La sua compagna Sara evidentemente gli aveva già riempito la testa di idee su una “nuova vita perfetta” da proteggere da tutto e tutti.
– Se non elimini Lucia dalla tua vita, – disse abbassando la voce, – mi perderai. Scegli.
Lo guardai e non riconobbi più mio figlio.
– La scelta è già stata fatta, Pietro. Non da me.
In quel momento suonò il campanello.
– Chi è?
– Lucia ha portato Anna. Come da accordo.
Pietro impallidì.
Aprii la porta.
Lucia era lì, pallida, composta, nel suo cappotto scuro. Accanto a lei saltellava Anna, la mia nipotina di sei anni.
– Nonna! – entrò correndo.
Lucia notò subito le scarpe da uomo nell’ingresso.
– Elena, mi dispiace, non sapevo avessi ospiti… – fece per andarsene.
– Resta, Lucia. Dobbiamo chiarire tutto. Tutti insieme.
Pietro uscì nel corridoio, le braccia incrociate.
– Buongiorno, – borbottò a malapena verso la sua ex moglie.
– Buongiorno, Pietro, – rispose lei con una calma gelida.
Anna sparì nella stanza.
Il silenzio diventò pesante.
– Così sia, – disse Pietro. – O lei o me. Questa è la mia posizione.
Lucia sussultò.
– Io vengo qui solo per Anna.
– La tua presenza è tossica! – esplose lui. – Sara soffre per questo vostro “rapporto amichevole”!

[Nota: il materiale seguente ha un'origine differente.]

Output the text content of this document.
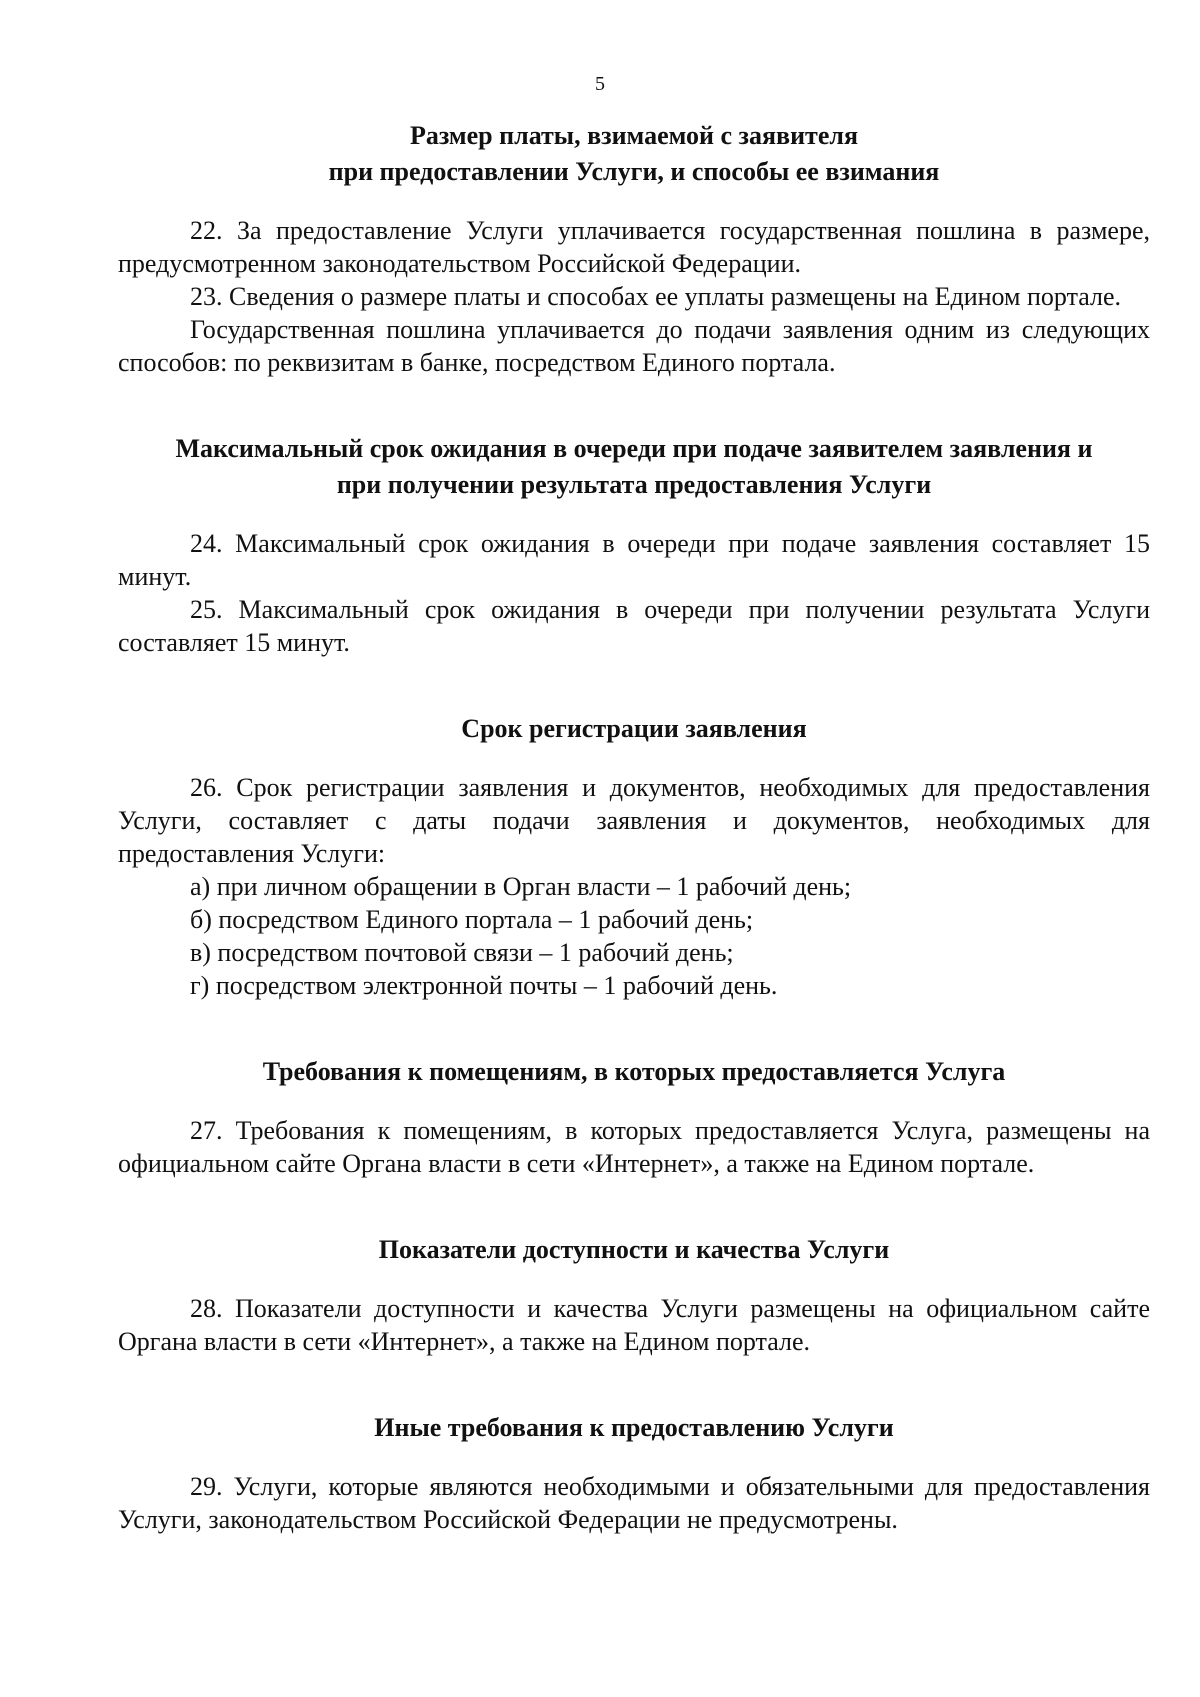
5
Размер платы, взимаемой с заявителя
при предоставлении Услуги, и способы ее взимания

22. За предоставление Услуги уплачивается государственная пошлина в размере, предусмотренном законодательством Российской Федерации.

23. Сведения о размере платы и способах ее уплаты размещены на Едином портале.

Государственная пошлина уплачивается до подачи заявления одним из следующих способов: по реквизитам в банке, посредством Единого портала.

Максимальный срок ожидания в очереди при подаче заявителем заявления и
при получении результата предоставления Услуги

24. Максимальный срок ожидания в очереди при подаче заявления составляет 15 минут.

25. Максимальный срок ожидания в очереди при получении результата Услуги составляет 15 минут.

Срок регистрации заявления

26. Срок регистрации заявления и документов, необходимых для предоставления Услуги, составляет с даты подачи заявления и документов, необходимых для предоставления Услуги:

а) при личном обращении в Орган власти – 1 рабочий день;

б) посредством Единого портала – 1 рабочий день;

в) посредством почтовой связи – 1 рабочий день;

г) посредством электронной почты – 1 рабочий день.

Требования к помещениям, в которых предоставляется Услуга

27. Требования к помещениям, в которых предоставляется Услуга, размещены на официальном сайте Органа власти в сети «Интернет», а также на Едином портале.

Показатели доступности и качества Услуги

28. Показатели доступности и качества Услуги размещены на официальном сайте Органа власти в сети «Интернет», а также на Едином портале.

Иные требования к предоставлению Услуги

29. Услуги, которые являются необходимыми и обязательными для предоставления Услуги, законодательством Российской Федерации не предусмотрены.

Non riuscii a trattenere una risata breve.
– Tossica? Pietro, sei ridicolo. Lucia è una donna migliore di molte persone che frequenti ora.
Lui si irrigidì.
– Ho il diritto di essere felice!
– E la tua felicità consiste nel vietare a tua madre di vedere sua nipote?
Lucia parlò allora con voce più ferma:
– Pietro, guardati. Stai chiedendo a tua madre di cancellare la madre di tua figlia. Ti rendi conto di quanto suoni disgustoso?
Lui fece un passo avanti.
– Ultima possibilità, mamma. O interrompi ogni contatto con Lucia, oppure me ne vado e cambio numero.
Silenzio.
Lucia abbassò lo sguardo. Era pronta a sacrificarsi per evitare conflitti. Era sempre stata così.
Ma io no.
– Pietro… sei identico a tuo padre. Quando se ne andò, eri un bambino e soffristi. Ora stai facendo la stessa cosa. Peggio.
– Non osare!
– Sono fatti.
Lui afferrò la giacca.
– Perfetto. Hai scelto lei. Addio.
La porta si chiuse con violenza.
Anna uscì dalla stanza:
– Papà se n’è andato perché sono cattiva?
La presi in braccio.
– No, amore mio. Il papà sta solo seguendo una storia sbagliata.
Due settimane dopo.
Pietro aveva cambiato numero.
Una collega mi disse che raccontava in ufficio che ero “instabile” e manipolata dalla mia ex nuora.
Sara lo portava ovunque, sempre per mano, come se non fosse in grado di decidere nulla da solo.
Lucia una sera mi chiese:
– Forse dovrei smettere di venire…
– No, Lucia. Se cedo ora, perdo me stessa.
Poi arrivò il messaggio:
“Ultima possibilità. Pranzo di famiglia. Senza Lucia. Porta Anna e lasciala con noi.”
Risposi:
“Non è un pacco. Vieni tu sabato alle dieci. Altrimenti non venire più.”
E bloccai il numero.
Lucia mi guardò.
– Sei sicura?
Sorrisi piano.
– A sessantatré anni ho capito una cosa: non puoi salvare chi vuole affondare. Puoi solo stare sulla riva con una lanterna.
Restammo in silenzio.
Fuori nevicava leggermente.
Faceva male. Ma in casa c’era pace.
E per la prima volta, sentivo di aver scelto me stessa senza tradirmi.